After all procedures are completed, the card makes a decision about completing the transaction according to the CIAC1 array. One of the following decisions can be made:
▪ the transaction is approved offline
▪ requires on-line authorization of the transaction by the Issuer
▪ the transaction must be rejected
▪ switching to contact mode is required

The card can make the last decision if it is impossible (or undesirable) to perform a transaction in contactless mode due to a number of factors. However, the decision to switch to contact mode is made only if the terminal supports contact mode (otherwise, the transaction is rejected). Thus, the solution of the payment application is always consistent with the capabilities of the terminal and is final. Depending on the decision made, the card may provide different data. The only element that is always included in the returned data informs the terminal about the card selection. If the card returns a transaction cryptogram, it also provides other data that the terminal may need to continue processing (for example, to generate an authorization request to the Issuer). Among this data, there is an Application File Locator (AFL) element that contains links to the data that the terminal must read in order to successfully complete the transaction. After reading the AFL-defined data using the READ RECORD command, the kernel processing is completed by generating the result. Starting from this point in time, the card is no longer needed for further processing and can be removed from the terminal’s reading area. Further actions of the terminal depend on the result of processing the kernel. The following options are available.

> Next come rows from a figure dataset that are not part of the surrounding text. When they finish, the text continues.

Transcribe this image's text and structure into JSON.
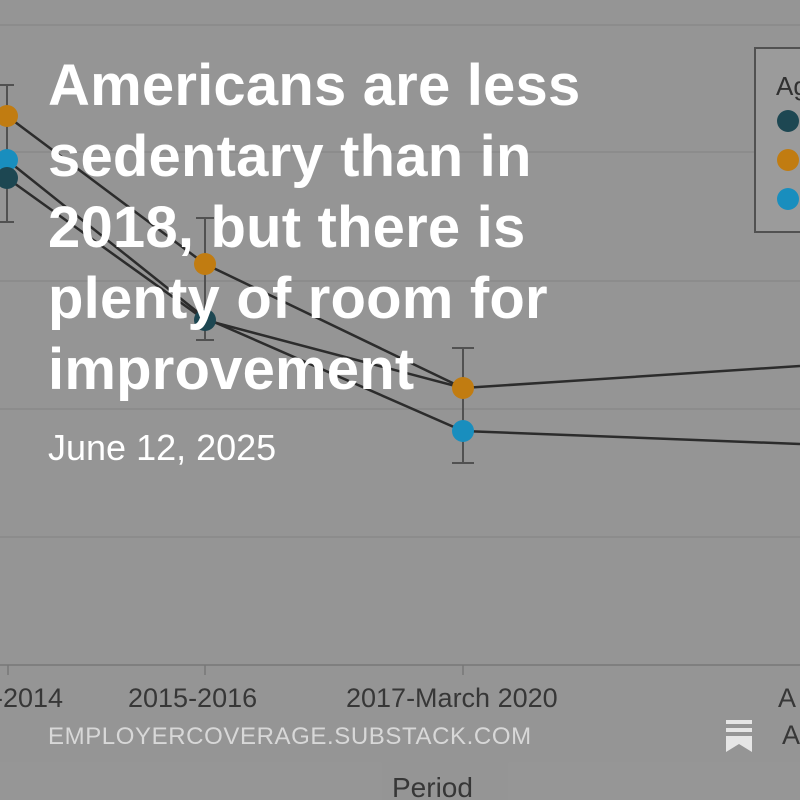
{
  "post": {
    "title": "Americans are less sedentary than in 2018, but there is plenty of room for improvement",
    "date": "June 12, 2025",
    "publication": "EMPLOYERCOVERAGE.SUBSTACK.COM",
    "bookmark_icon": "bookmark-icon"
  },
  "background_chart": {
    "x_tick_labels": [
      "-2014",
      "2015-2016",
      "2017-March 2020",
      "A",
      "A"
    ],
    "x_axis_label": "Period",
    "legend_title_fragment": "Ag",
    "colors": {
      "series_dark": "#1f4a56",
      "series_orange": "#c98212",
      "series_blue": "#1b94c6",
      "line": "#2a2a2a"
    }
  }
}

  1. Switching to contact processing mode is required. The terminal attempts to perform a transaction in contact mode.
  2. The transaction is declined. The terminal finishes processing the transaction. Keep in mind that the CIAC for contactless mode may differ from the CIAC used for processing a transaction in contact mode. Or CIAC is not used at all for contactless mode.
  3. Online processing must be performed. The terminal requests the PIN code, if required, generates an authorization request for the Issuer and sends this request to the host. The main difference between online transaction processing in contactless mode is that the Issuer’s response is checked not by the card (it has already been deleted), but by the terminal. Of course, the terminal can not perform authentication of the Issuer. Its decision to process the transaction must match the Issuer’s choice.